Each time you can either climb 1
or 2
steps. In how many distinct ways can you climb to the top?
Example 1:
Input: n = 2
Output: 2
Explanation: There are two ways to climb to the top. \
- 1 step + 1 step \
- 2 steps
Example 2:
Input: n = 3
Output: 3
Explanation: There are three ways to climb to the top. \
- 1 step + 1 step + 1 step \
- 1 step + 2 steps \
- 2 steps + 1 step
Constraints:
1 <= n <= 45
Solution type
Caching (all DP problems are fundamentally based on caching).
Solution
Ah, the classic DP problem. Honestly, I’ve come to enjoy these; DP is just caching and it’s always satisfying to use caching to solve something.

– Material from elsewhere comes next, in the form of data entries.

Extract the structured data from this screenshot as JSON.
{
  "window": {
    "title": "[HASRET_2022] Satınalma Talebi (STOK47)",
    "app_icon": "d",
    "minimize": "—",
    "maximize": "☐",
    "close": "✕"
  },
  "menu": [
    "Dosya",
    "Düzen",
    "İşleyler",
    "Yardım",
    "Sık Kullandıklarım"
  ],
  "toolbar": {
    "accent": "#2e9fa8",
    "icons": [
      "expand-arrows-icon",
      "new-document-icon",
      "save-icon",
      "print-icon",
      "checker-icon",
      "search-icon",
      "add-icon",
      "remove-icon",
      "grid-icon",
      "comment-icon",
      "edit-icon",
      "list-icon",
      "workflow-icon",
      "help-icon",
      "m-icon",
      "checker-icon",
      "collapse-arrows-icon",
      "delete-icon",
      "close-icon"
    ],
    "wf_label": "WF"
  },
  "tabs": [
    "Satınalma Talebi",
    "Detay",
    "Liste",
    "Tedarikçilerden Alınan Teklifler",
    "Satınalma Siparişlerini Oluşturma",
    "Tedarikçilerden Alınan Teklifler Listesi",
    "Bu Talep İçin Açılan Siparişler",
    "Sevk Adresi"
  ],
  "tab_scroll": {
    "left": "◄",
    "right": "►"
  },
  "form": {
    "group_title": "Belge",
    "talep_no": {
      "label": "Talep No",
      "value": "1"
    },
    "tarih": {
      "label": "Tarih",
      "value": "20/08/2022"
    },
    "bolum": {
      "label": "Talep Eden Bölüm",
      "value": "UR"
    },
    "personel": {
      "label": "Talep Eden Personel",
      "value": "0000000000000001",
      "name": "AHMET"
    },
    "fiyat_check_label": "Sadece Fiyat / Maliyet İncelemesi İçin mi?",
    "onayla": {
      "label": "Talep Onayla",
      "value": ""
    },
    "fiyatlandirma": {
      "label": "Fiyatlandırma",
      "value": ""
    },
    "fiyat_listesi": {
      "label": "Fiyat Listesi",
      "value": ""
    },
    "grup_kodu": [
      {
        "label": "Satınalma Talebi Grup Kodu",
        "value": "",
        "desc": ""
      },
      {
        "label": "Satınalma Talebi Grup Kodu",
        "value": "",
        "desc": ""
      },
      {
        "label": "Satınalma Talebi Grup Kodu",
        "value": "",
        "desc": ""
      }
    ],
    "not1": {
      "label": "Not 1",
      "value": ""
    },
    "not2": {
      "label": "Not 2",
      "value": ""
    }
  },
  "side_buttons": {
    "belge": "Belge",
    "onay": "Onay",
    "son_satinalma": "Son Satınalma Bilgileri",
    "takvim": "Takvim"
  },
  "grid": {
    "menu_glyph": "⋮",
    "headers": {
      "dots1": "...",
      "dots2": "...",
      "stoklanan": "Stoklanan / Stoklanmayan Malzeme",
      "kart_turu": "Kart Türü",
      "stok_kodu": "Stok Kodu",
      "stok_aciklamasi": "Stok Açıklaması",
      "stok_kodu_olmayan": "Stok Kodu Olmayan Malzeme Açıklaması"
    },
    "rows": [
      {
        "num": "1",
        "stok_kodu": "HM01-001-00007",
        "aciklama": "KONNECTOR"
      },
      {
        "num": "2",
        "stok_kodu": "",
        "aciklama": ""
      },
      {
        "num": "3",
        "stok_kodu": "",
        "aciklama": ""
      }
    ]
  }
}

The recurrence relation is simple: the number of ways to get to step i
is the number of ways to get to step i - 1
plus the number of ways to get to step i - 2
.
You can easily do a top-down or bottom-up approach with some sort of memo, but since each step only requires us to take one look at the previous two steps back, we can keep memory usage to two variables in a bottom-up approach. (If you want, you can think of us as keeping a two-element “sliding window” memo.) Friendly reminder that DP doesn’t always mean creating an array, and that therefore, DP can be applied in scenarios that aren’t so intuitive.
int climbStairs(int n) {
// at init, previous := num ways to get to step 0,
// current := num ways to get to step 1
int previous = 1, current = 1;
for (int i = 1; i < n; ++i) {
int next = previous + current;
previous = current;
current = next;
}
return current;
}
These will get harder and the recurrence won’t be nearly as obvious later on.